A very rare 18th Century George II sienna and white statuary marble fire surround in the manner of Louis XV, designed by Isaac Ware. Principally of well figured sienna marble with statuary marble shelf and embellishments. Of serpentine form, the frieze centred by a carved statuary peacock flanked by scrolling acanthus leaves. The hipped jambs mounted with ‘C’ scrolls above an elaborate acanthus ‘S’ scroll terminating in a rosette and suspending graduated husks. The whole standing on block feet.
Provenance:
Philip Stanhope (1694-1772) 4th. Earl of Chesterfield, Chesterfield House, London.
One of the most important figures of the 18th Century in England; a man of letters, connoisseur of the arts, diplomat, he was sent as a young man to the court of Louis XV. The Earl, very much a courtier and ‘townsman’, having spent time in Paris and Versailles, became passionate about the ‘style á la française’. It is very curious then that he should have chosen such a classical architect as Isaac Ware. Ware heavily influenced the design of the ground floor where the dining room, library, waiting room amongst others were situated. In stark contrast the first floor ‘piano nobile’ was distinctly of the French style. These rooms retained their original 18th Century arrangement until the late 19th Century when Lord Burton removed the party wall between the Music Room and another room and formed a Ballroom. These rooms are quite clearly in a French rococo manner but the Country Life article of March 4th 1922 quite clearly show a Neoclassical chimney piece replacing one that must surely have been in the French taste. It is worth noting that the town house was by far the most important residence of an aristocrat in the 18th Century.
Chesterfield finished his house in 1749 at a cost of £25,000, a colossal sum then equivalent to at least £20 million in today’s terms and exceeding anything that the Royal family had spent at Buckingham House (now Buckingham Palace). Only the Prince Regent would exceed this at Carlton House some forty years later and it is no exaggeration to say that Chesterfield House was the grandest house in London in the 18th Century.
Because the unusual iconography of the chimney piece contains a peacock, the symbol of Hera, the wife of Zeus, it is possible, too, that this chimney piece was indeed the bedchamber of the Countess and therefore the second most important chimney piece at Chesterfield House. The chimney piece is shown in situ in a French Rococo room in a series of photographs in the National Monument Record Office, Swindon, and these appear to predate the removal of the chimney pieces to Rangemore, circa 1900. It has much stronger veining than that usually associated with Gallo di Siena which is pale.
Commentary:
Chesterfield House, one of the great London houses was built for the 4th Earl of Chesterfield by the architect Isaac Ware and completed in 1750. Although Ware was almost exclusively a Palladian architect, at Chesterfield House, his francophile client insisted on some very lavish French interiors, at least on the piano nobile, the first floor where the antechambers, drawing rooms and principal bedrooms were situated.

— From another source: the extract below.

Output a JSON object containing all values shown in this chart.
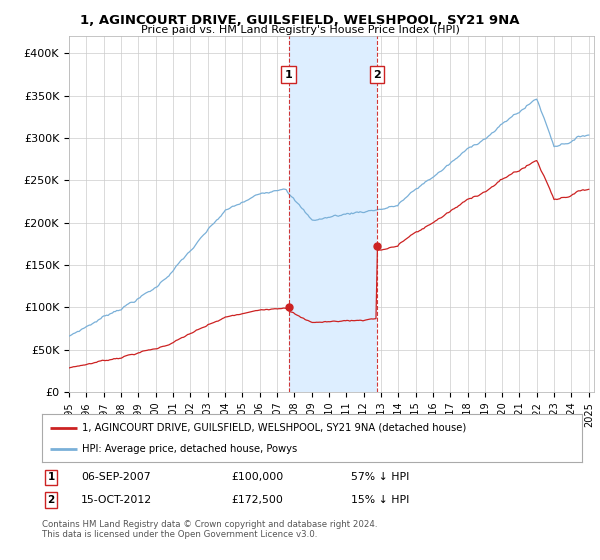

However, although the style of this fireplace is Louis XV, the combination of sienna and white marble is unmistakeably English.
Chesterfield House was sold in 1869, the furniture and pictures removed to the country seat, Bretby, in Derbyshire. Chesterfield House was subsequently bought by Lord Burton, then leased circa 1920 to Viscount Lascelles who married the Princess Royal daughter of George V. Lord Burton made several structural changes to the building and at the beginning of the 20th. Century and it was then that some of the chimney pieces were removed to Rangemore when the house was being fitted out for Edward XVII.